Using CPM, the 512 instances can be represented by \(9 \cdot (1+8) + 9 \cdot 1=90\) elements (i.e. (elements in Cs)+(elements in ps)). The reduction in memory becomes more dramatic as the number of component events increases.
In the code above, there are two noteworthy points about quantifying a CPM:
- The instances represented by each row must be mutually exclusive so that they will not be double counted during the inference.

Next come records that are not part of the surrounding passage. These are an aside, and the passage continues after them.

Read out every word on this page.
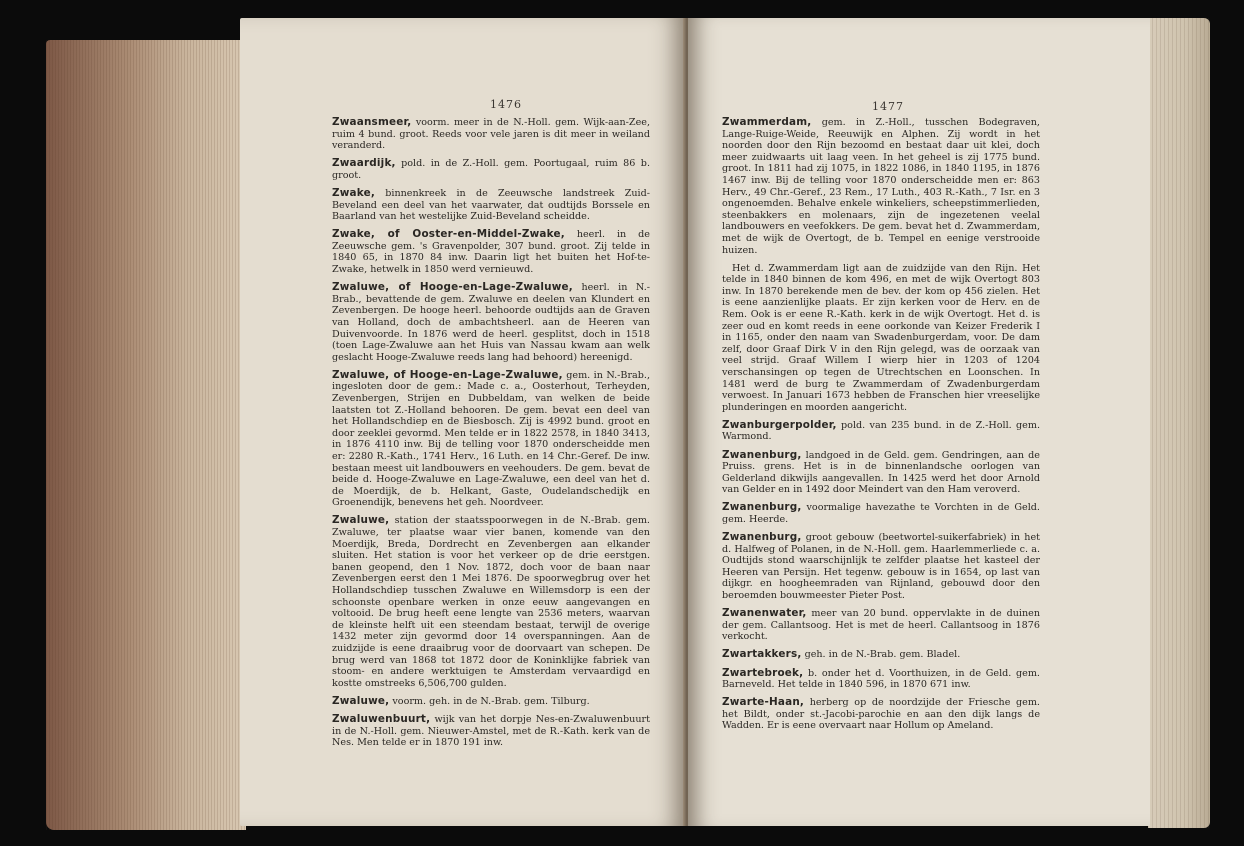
1476

Zwaansmeer, voorm. meer in de N.-Holl. gem. Wijk-aan-Zee, ruim 4 bund. groot. Reeds voor vele jaren is dit meer in weiland veranderd.

Zwaardijk, pold. in de Z.-Holl. gem. Poortugaal, ruim 86 b. groot.

Zwake, binnenkreek in de Zeeuwsche landstreek Zuid-Beveland een deel van het vaarwater, dat oudtijds Borssele en Baarland van het westelijke Zuid-Beveland scheidde.

Zwake, of Ooster-en-Middel-Zwake, heerl. in de Zeeuwsche gem. 's Gravenpolder, 307 bund. groot. Zij telde in 1840 65, in 1870 84 inw. Daarin ligt het buiten het Hof-te-Zwake, hetwelk in 1850 werd vernieuwd.

Zwaluwe, of Hooge-en-Lage-Zwaluwe, heerl. in N.-Brab., bevattende de gem. Zwaluwe en deelen van Klundert en Zevenbergen. De hooge heerl. behoorde oudtijds aan de Graven van Holland, doch de ambachtsheerl. aan de Heeren van Duivenvoorde. In 1876 werd de heerl. gesplitst, doch in 1518 (toen Lage-Zwaluwe aan het Huis van Nassau kwam aan welk geslacht Hooge-Zwaluwe reeds lang had behoord) hereenigd.

Zwaluwe, of Hooge-en-Lage-Zwaluwe, gem. in N.-Brab., ingesloten door de gem.: Made c. a., Oosterhout, Terheyden, Zevenbergen, Strijen en Dubbeldam, van welken de beide laatsten tot Z.-Holland behooren. De gem. bevat een deel van het Hollandschdiep en de Biesbosch. Zij is 4992 bund. groot en door zeeklei gevormd. Men telde er in 1822 2578, in 1840 3413, in 1876 4110 inw. Bij de telling voor 1870 onderscheidde men er: 2280 R.-Kath., 1741 Herv., 16 Luth. en 14 Chr.-Geref. De inw. bestaan meest uit landbouwers en veehouders. De gem. bevat de beide d. Hooge-Zwaluwe en Lage-Zwaluwe, een deel van het d. de Moerdijk, de b. Helkant, Gaste, Oudelandschedijk en Groenendijk, benevens het geh. Noordveer.

Zwaluwe, station der staatsspoorwegen in de N.-Brab. gem. Zwaluwe, ter plaatse waar vier banen, komende van den Moerdijk, Breda, Dordrecht en Zevenbergen aan elkander sluiten. Het station is voor het verkeer op de drie eerstgen. banen geopend, den 1 Nov. 1872, doch voor de baan naar Zevenbergen eerst den 1 Mei 1876. De spoorwegbrug over het Hollandschdiep tusschen Zwaluwe en Willemsdorp is een der schoonste openbare werken in onze eeuw aangevangen en voltooid. De brug heeft eene lengte van 2536 meters, waarvan de kleinste helft uit een steendam bestaat, terwijl de overige 1432 meter zijn gevormd door 14 overspanningen. Aan de zuidzijde is eene draaibrug voor de doorvaart van schepen. De brug werd van 1868 tot 1872 door de Koninklijke fabriek van stoom- en andere werktuigen te Amsterdam vervaardigd en kostte omstreeks 6,506,700 gulden.

Zwaluwe, voorm. geh. in de N.-Brab. gem. Tilburg.

Zwaluwenbuurt, wijk van het dorpje Nes-en-Zwaluwenbuurt in de N.-Holl. gem. Nieuwer-Amstel, met de R.-Kath. kerk van de Nes. Men telde er in 1870 191 inw.

1477

Zwammerdam, gem. in Z.-Holl., tusschen Bodegraven, Lange-Ruige-Weide, Reeuwijk en Alphen. Zij wordt in het noorden door den Rijn bezoomd en bestaat daar uit klei, doch meer zuidwaarts uit laag veen. In het geheel is zij 1775 bund. groot. In 1811 had zij 1075, in 1822 1086, in 1840 1195, in 1876 1467 inw. Bij de telling voor 1870 onderscheidde men er: 863 Herv., 49 Chr.-Geref., 23 Rem., 17 Luth., 403 R.-Kath., 7 Isr. en 3 ongenoemden. Behalve enkele winkeliers, scheepstimmerlieden, steenbakkers en molenaars, zijn de ingezetenen veelal landbouwers en veefokkers. De gem. bevat het d. Zwammerdam, met de wijk de Overtogt, de b. Tempel en eenige verstrooide huizen.

Het d. Zwammerdam ligt aan de zuidzijde van den Rijn. Het telde in 1840 binnen de kom 496, en met de wijk Overtogt 803 inw. In 1870 berekende men de bev. der kom op 456 zielen. Het is eene aanzienlijke plaats. Er zijn kerken voor de Herv. en de Rem. Ook is er eene R.-Kath. kerk in de wijk Overtogt. Het d. is zeer oud en komt reeds in eene oorkonde van Keizer Frederik I in 1165, onder den naam van Swadenburgerdam, voor. De dam zelf, door Graaf Dirk V in den Rijn gelegd, was de oorzaak van veel strijd. Graaf Willem I wierp hier in 1203 of 1204 verschansingen op tegen de Utrechtschen en Loonschen. In 1481 werd de burg te Zwammerdam of Zwadenburgerdam verwoest. In Januari 1673 hebben de Franschen hier vreeselijke plunderingen en moorden aangericht.

Zwanburgerpolder, pold. van 235 bund. in de Z.-Holl. gem. Warmond.

Zwanenburg, landgoed in de Geld. gem. Gendringen, aan de Pruiss. grens. Het is in de binnenlandsche oorlogen van Gelderland dikwijls aangevallen. In 1425 werd het door Arnold van Gelder en in 1492 door Meindert van den Ham veroverd.

Zwanenburg, voormalige havezathe te Vorchten in de Geld. gem. Heerde.

Zwanenburg, groot gebouw (beetwortel-suikerfabriek) in het d. Halfweg of Polanen, in de N.-Holl. gem. Haarlemmerliede c. a. Oudtijds stond waarschijnlijk te zelfder plaatse het kasteel der Heeren van Persijn. Het tegenw. gebouw is in 1654, op last van dijkgr. en hoogheemraden van Rijnland, gebouwd door den beroemden bouwmeester Pieter Post.

Zwanenwater, meer van 20 bund. oppervlakte in de duinen der gem. Callantsoog. Het is met de heerl. Callantsoog in 1876 verkocht.

Zwartakkers, geh. in de N.-Brab. gem. Bladel.

Zwartebroek, b. onder het d. Voorthuizen, in de Geld. gem. Barneveld. Het telde in 1840 596, in 1870 671 inw.

Zwarte-Haan, herberg op de noordzijde der Friesche gem. het Bildt, onder st.-Jacobi-parochie en aan den dijk langs de Wadden. Er is eene overvaart naar Hollum op Ameland.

- Instances with zero probability are excluded from a CPM because they have no effects on inference results. For example, the counterpart instance of the first row has zero probability, i.e. \(P(s^1 \left. \right\vert x_8^0)=0\), so it is not included in the CPM.
Next step: Inference
We can now use inference operations (i.e. conditioning, product, and sum) to calculate a system failure probability, i.e. (in the example above) the probability of node \(s\) and \(t\) being disconnected given an occurrence of a hazard event.
This can be done using mbnpy as well. Performing an inferece will be posted in another article.
References
Byun, J. E. & Song, J. (2021). Generalized matrix-based Bayesian network for multi-state systems. Reliability Engineering & System Safety, 211, 107468.
Byun, J. E., Zwirglmaier, K., Straub, D. & Song, J. (2019). Matrix-based Bayesian Network for efficient memory storage and flexible inference. Reliability Engineering & System Safety, 185, 533-545.
Koller, D. & Friedman, N. (2009). Probabilistic graphical models: principles and techniques. MIT press.